Bernays helped to convince the American public that water fluoridation was safe and beneficial to human health.[2]
Bernays applied Freud's observations to convince the public, among other things, that bacon and eggs was the true all-American breakfast.[3]
Bernays once engineered a "pancake breakfast" with vaudevillians for Calvin Coolidge in what is widely considered one of the first overt publicity stunts for a US president.
Bernays's most extreme political propaganda activities were said to be conducted on behalf of the multinational corporation United Fruit Company (renamed Chiquita Brands International in 1984) and the U.S. government to facilitate the successful 1954 coup against the democratically elected president of Guatemala, Jacobo Arbenz Guzman. Bernays's propaganda (documented in the BBC documentary The Century of the Self), branding Arbenz as communist, was published in major U.S. media. According to a book review by John Stauber and Sheldon Rampton of Larry Tye's biography of Bernays, The Father of Spin: Edward L. Bernays & The Birth of PR, "the term 'banana republic' actually originated in reference to United Fruit's domination of corrupt governments in Guatemala and other Central American countries."[4]

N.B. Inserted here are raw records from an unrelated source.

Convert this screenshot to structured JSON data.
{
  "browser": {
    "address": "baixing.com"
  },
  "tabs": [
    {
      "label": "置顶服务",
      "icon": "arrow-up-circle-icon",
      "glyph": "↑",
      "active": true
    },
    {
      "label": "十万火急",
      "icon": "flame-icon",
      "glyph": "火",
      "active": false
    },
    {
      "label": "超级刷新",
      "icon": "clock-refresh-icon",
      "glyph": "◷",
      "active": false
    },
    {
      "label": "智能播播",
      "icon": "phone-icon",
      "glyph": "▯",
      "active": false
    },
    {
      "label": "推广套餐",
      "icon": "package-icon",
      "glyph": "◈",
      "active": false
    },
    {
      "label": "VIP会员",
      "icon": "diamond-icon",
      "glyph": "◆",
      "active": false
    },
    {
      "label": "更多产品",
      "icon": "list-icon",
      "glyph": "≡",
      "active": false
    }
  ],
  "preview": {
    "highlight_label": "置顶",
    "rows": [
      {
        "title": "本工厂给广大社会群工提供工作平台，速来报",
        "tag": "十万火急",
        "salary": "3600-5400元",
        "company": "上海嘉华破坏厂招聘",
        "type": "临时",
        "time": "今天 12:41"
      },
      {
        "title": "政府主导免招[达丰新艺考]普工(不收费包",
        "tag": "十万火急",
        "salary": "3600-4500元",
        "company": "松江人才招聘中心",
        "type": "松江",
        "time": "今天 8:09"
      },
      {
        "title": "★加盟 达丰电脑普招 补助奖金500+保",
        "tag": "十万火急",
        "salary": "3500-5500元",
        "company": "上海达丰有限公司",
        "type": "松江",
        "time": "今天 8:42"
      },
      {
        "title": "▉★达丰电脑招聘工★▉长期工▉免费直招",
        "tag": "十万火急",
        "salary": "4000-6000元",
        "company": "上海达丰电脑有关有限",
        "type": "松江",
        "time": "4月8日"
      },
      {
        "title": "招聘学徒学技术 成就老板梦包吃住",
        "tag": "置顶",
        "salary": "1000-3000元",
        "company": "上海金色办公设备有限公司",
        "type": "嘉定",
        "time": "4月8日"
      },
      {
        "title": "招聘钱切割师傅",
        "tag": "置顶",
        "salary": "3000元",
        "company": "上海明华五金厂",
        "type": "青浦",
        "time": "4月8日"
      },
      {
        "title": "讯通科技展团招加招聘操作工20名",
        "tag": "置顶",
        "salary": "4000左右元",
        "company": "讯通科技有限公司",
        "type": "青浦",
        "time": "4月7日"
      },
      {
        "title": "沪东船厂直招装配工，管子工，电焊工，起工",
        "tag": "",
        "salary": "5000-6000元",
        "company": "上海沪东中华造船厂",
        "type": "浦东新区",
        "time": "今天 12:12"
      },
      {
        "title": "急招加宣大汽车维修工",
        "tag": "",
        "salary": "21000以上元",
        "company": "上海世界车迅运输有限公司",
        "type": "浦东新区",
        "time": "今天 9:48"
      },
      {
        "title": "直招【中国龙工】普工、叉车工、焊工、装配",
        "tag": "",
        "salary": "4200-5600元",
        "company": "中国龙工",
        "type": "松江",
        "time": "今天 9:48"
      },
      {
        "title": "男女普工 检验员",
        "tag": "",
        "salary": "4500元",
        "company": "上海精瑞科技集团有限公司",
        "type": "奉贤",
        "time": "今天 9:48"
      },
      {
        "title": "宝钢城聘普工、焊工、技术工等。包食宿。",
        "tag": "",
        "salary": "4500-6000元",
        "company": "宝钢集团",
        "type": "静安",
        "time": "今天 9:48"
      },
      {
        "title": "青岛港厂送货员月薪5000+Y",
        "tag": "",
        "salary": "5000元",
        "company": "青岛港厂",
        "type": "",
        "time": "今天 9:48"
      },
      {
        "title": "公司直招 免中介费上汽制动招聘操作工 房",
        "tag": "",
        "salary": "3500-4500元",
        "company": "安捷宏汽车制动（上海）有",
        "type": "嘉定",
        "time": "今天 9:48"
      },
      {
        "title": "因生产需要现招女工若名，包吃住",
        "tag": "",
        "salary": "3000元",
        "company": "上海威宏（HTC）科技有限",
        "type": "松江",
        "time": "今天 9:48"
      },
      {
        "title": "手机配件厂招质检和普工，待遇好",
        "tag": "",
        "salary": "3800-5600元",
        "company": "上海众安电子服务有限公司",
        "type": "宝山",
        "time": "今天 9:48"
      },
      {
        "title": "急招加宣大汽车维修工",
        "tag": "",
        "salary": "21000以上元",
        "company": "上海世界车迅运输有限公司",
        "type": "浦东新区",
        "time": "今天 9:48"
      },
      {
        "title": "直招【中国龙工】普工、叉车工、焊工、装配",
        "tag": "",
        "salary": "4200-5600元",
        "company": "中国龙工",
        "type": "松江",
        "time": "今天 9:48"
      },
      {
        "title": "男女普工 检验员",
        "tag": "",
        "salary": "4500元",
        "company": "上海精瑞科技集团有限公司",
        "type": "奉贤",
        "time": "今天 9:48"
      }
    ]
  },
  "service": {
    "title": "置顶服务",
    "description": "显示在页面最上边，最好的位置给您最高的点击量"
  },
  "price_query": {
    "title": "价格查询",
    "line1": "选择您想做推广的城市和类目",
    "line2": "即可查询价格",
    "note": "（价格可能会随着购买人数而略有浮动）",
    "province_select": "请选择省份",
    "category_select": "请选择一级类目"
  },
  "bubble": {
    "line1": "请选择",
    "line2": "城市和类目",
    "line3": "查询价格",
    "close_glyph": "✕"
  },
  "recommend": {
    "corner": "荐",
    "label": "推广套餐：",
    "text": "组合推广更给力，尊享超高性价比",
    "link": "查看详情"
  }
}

When Venida, a hairnet manufacturer, hired Bernays' services, he started a campaign to convince women to grow their hair longer so they would buy more hairnets. Although the campaign failed to influence many women, it convinced government officials to require hairnets for certain jobs.
Bernays worked with Procter & Gamble for Ivory-brand bar soap. The campaign successfully convinced people that Ivory soap was medically superior to other soaps. He also promoted soap through sculpting contests and floating contests because the soap floated better than its competitors'.

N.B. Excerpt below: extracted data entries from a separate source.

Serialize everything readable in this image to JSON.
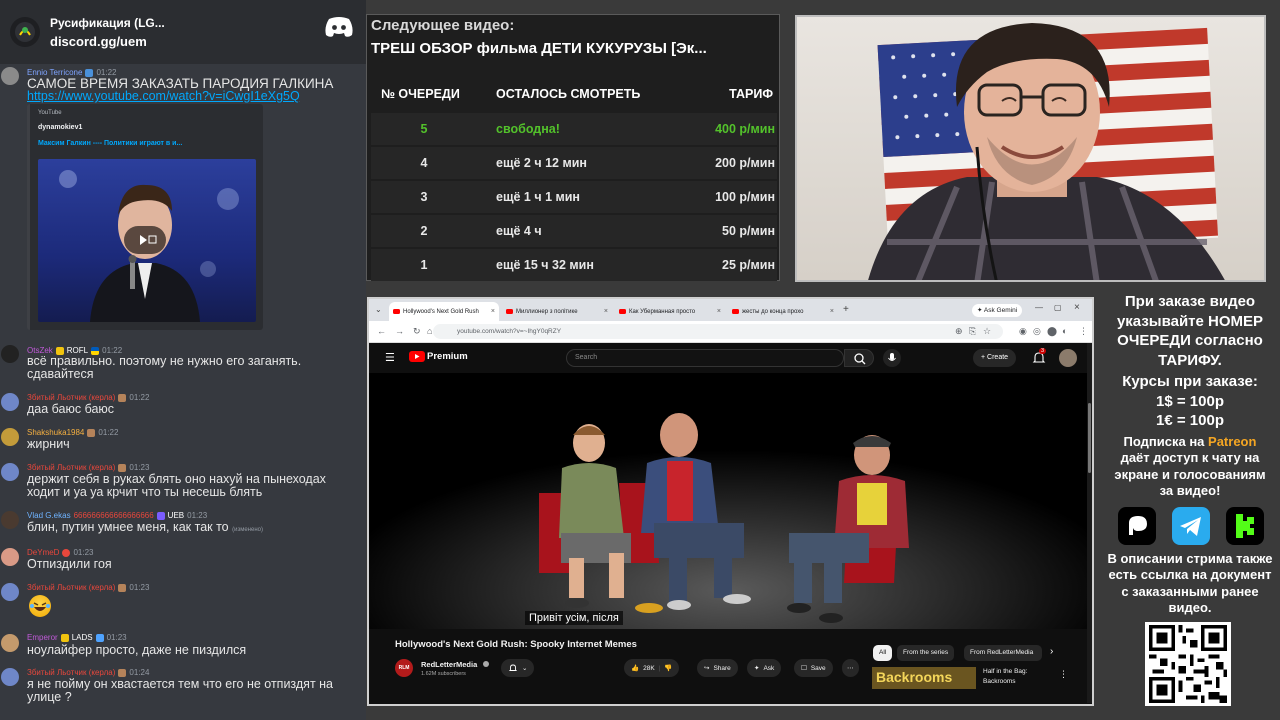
{
  "chat": {
    "server_name": "Русификация (LG...",
    "invite": "discord.gg/uem",
    "messages": [
      {
        "author": "Ennio Terricone",
        "author_color": "#7fa4ff",
        "time": "01:22",
        "text": "САМОЕ ВРЕМЯ ЗАКАЗАТЬ ПАРОДИЯ ГАЛКИНА",
        "link": "https://www.youtube.com/watch?v=iCwgI1eXg5Q",
        "embed": {
          "provider": "YouTube",
          "channel": "dynamokiev1",
          "title": "Максим Галкин ---- Политики играют в и..."
        }
      },
      {
        "author": "OtsZek",
        "author_color": "#c15ad9",
        "badge": "ROFL",
        "time": "01:22",
        "text": "всё правильно. поэтому не нужно его заганять. сдавайтеся"
      },
      {
        "author": "Збитый Льотчик (керла)",
        "author_color": "#e8473c",
        "time": "01:22",
        "text": "даа баюс баюс"
      },
      {
        "author": "Shakshuka1984",
        "author_color": "#f5b041",
        "time": "01:22",
        "text": "жирнич"
      },
      {
        "author": "Збитый Льотчик (керла)",
        "author_color": "#e8473c",
        "time": "01:23",
        "text": "держит себя в руках блять оно нахуй на пынеходах ходит и уа уа крчит что ты несешь блять"
      },
      {
        "author": "Vlad G.ekas",
        "author_color": "#6fb3ff",
        "extra": "666666666666666666",
        "badge": "UEB",
        "time": "01:23",
        "text": "блин, путин умнее меня, как так то",
        "edited": "(изменено)"
      },
      {
        "author": "DeYmeD",
        "author_color": "#e8473c",
        "time": "01:23",
        "text": "Отпиздили гоя"
      },
      {
        "author": "Збитый Льотчик (керла)",
        "author_color": "#e8473c",
        "time": "01:23",
        "text": ""
      },
      {
        "author": "Emperor",
        "author_color": "#c15ad9",
        "badge": "LADS",
        "time": "01:23",
        "text": "ноулайфер просто, даже не пиздился"
      },
      {
        "author": "Збитый Льотчик (керла)",
        "author_color": "#e8473c",
        "time": "01:24",
        "text": "я не пойму он хвастается тем что его не отпиздят на улице ?"
      }
    ]
  },
  "queue": {
    "next_label": "Следующее видео:",
    "next_title": "ТРЕШ ОБЗОР фильма ДЕТИ КУКУРУЗЫ [Эк...",
    "headers": [
      "№ ОЧЕРЕДИ",
      "ОСТАЛОСЬ СМОТРЕТЬ",
      "ТАРИФ"
    ],
    "rows": [
      {
        "num": "5",
        "remaining": "свободна!",
        "price": "400 р/мин",
        "free": true
      },
      {
        "num": "4",
        "remaining": "ещё 2 ч 12 мин",
        "price": "200 р/мин"
      },
      {
        "num": "3",
        "remaining": "ещё 1 ч 1 мин",
        "price": "100 р/мин"
      },
      {
        "num": "2",
        "remaining": "ещё 4 ч",
        "price": "50 р/мин"
      },
      {
        "num": "1",
        "remaining": "ещё 15 ч 32 мин",
        "price": "25 р/мин"
      }
    ]
  },
  "browser": {
    "tabs": [
      "Hollywood's Next Gold Rush",
      "Миллионер з політике",
      "Как Уберманная просто",
      "жесты до конца прохо"
    ],
    "ask_gemini": "Ask Gemini",
    "url": "youtube.com/watch?v=~IhgY0qRZY",
    "yt_logo": "Premium",
    "search_placeholder": "Search",
    "create": "Create",
    "notif_count": "3",
    "caption": "Привіт усім, після",
    "video_title": "Hollywood's Next Gold Rush: Spooky Internet Memes",
    "channel": "RedLetterMedia",
    "subscribers": "1.62M subscribers",
    "likes": "28K",
    "share": "Share",
    "ask": "Ask",
    "save": "Save",
    "chips": [
      "All",
      "From the series",
      "From RedLetterMedia"
    ],
    "rec_title": "Half in the Bag: Backrooms",
    "rec_thumb_text": "Backrooms"
  },
  "info": {
    "order_text": [
      "При заказе видео",
      "указывайте НОМЕР",
      "ОЧЕРЕДИ согласно",
      "ТАРИФУ."
    ],
    "rates_label": "Курсы при заказе:",
    "rate_usd": "1$ = 100р",
    "rate_eur": "1€ = 100р",
    "sub_prefix": "Подписка на ",
    "sub_brand": "Patreon",
    "sub_text": [
      "даёт доступ к чату на",
      "экране и голосованиям",
      "за видео!"
    ],
    "desc_text": [
      "В описании стрима также",
      "есть ссылка на документ",
      "с заказанными ранее",
      "видео."
    ]
  },
  "colors": {
    "free_green": "#53c22b",
    "patreon": "#f5a623",
    "telegram": "#2aabee",
    "kick": "#53fc18",
    "link_blue": "#00a8fc"
  }
}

In the 1930s, his Dixie Cup campaign was designed to convince consumers that only disposable cups were sanitary by linking the imagery of the overflowing cup with subliminal images of vaginas and venereal disease.[5]
In 1920, Bernays successfully hosted the first NAACP convention in Atlanta, Georgia. His campaign was considered successful because there was no violence at the convention. His campaign focused on the important contributions of African-Americans to Whites living in the South. He later received an award from the NAACP for his contribution.
In October 1929, Bernays was involved in promoting Light's Golden Jubilee. The event, which spanned across several major cities in the U.S., was designed to celebrate the 50th anniversary of Thomas Edison's invention of the light-bulb (though a form of light-bulb had been simultaneously invented by Joseph Swan). The publicity elements of the Jubilee–including the special issuance of a U.S. postage stamp and Edison's "re-creating" the invention of the light bulb for a nationwide radio audience – provided evidence of Bernays's love for big ideas and "ballyhoo". A follow-up event for the 75th anniversary, produced for television by David O. Selznick, was titled Light's Diamond Jubilee and broadcast on all four American TV networks on October 24, 1954.
Bernays was the publicity director of the 1939 New York World's Fair.
In 1913, Bernays secured one of his first consulting contracts. American actor Richard Bennett hired him to defend a play that promoted sex education against police interference. Bernays set up a front organization called the Medical Review of Reviews Sociological Fund. Although the organization purported to fight sexually transmitted disease, its sole purpose was to endorse Bennett's play.[6]
In 1915, to prepare for the Ballets Russes' US tour, Sergei Diaghilev hired Bernays to convince American magazines to publish articles telling readers that ballet is fun to watch.